Architecture: engine - metaspace2020/metaspace Wiki

Engine contains several components, mainly connected by a RabbitMQ message bus:

(NOTE: This can be edited - grab the raw file from /docs/Engine Layout.drawio.svg and edit it in https://app.diagrams.net/)

API

API is mainly a bridge for sm-graphql to talk with the Python codebase.

Update Daemon / Update Queue

The Update Daemon performs several functions, all are triggered by Update Queue messages:

The Update Daemon runs multiple threads (usually 4), each can process 1 message at a time.

Some

(Spark) Annotate Daemon / Annotate Queue / Cluster Auto-Start Daemon

When a message is added to the annotate queue:

  1. Cluster Auto-Start detects the message without consuming it, and starts the Spark cluster if it's not already running
  2. The Spark cluster starts Annotate Daemon
  3. Annotate daemon processes the message:
    1. it sets a cluster-busy: yes lock in Redis
    2. it fetches the dataset information from postgres/S3
    3. it sets the dataset status to "Processing" (including sending an UPDATE message to the Update queue)
    4. it runs the annotation pipeline against the dataset
    5. it saves the results to postgres/S3
    6. it adds an INDEX message and a CLASSIFY_OFFSAMPLE message to the Update queue
    7. it releases the lock by setting cluster-busy: no in Redis
  4. Cluster Auto-Start waits for the queue to become empty AND for cluster-busy: no then destroys the Spark cluster.

When running in a development docker setup, Cluster Auto-Start isn't used at all. Annotate Daemon runs continuously.

Lithops Daemon / Lithops Queue

This daemon listens to the Lithops Queue and processes messages one-at-a-time. It is parallelized by running multiple instances of the Daemon, managed via supervisor.
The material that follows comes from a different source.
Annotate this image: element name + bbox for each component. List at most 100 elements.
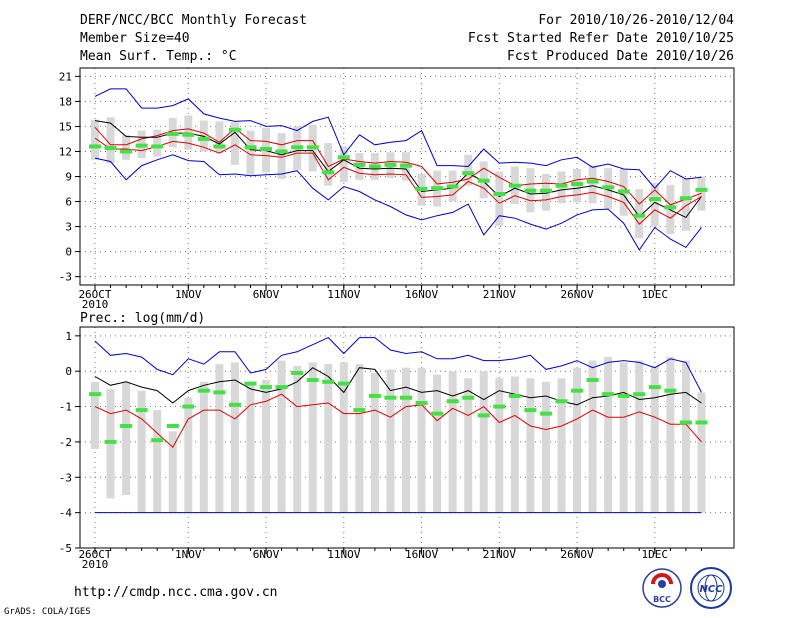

Lithops has historically had resource/memory leak issues, so this daemon is configured to kill itself after every failed annotation, or after running for 24 hours. Supervisor restarts it after it exits.

Status Update Queue

This queue is for signalling to graphql that a dataset has changed, so that webapp can show notifications and update data needing to refresh. All modules that can modify the dataset (API, Update Daemon, Lithops Daemon, Annotate Daemon) can potentially create messages on this queue.

The GraphQL side is handled in graphql/src/dataset/controller/Subscription.ts. Because ElasticSearch updates are async, graphql will wait for ES to finish updating before notifying webapp. It does this by repeatedly querying ElasticSearch until it sees that its ES status matches the status in the message.

Off-Sample Service

Update Daemon sends it batches of base-64-encoded images in a JSON request, and it returns their off-sample classification, e.g. {"label": "on", "prob": 0.123} which indicates that the image is classified as on-sample and the raw model output was 0.123 (values <0.5 are on-sample, >0.5 are off-sample).

Off-Sample Service does not connect directly to any other database or storage. It just responds to HTTP requests.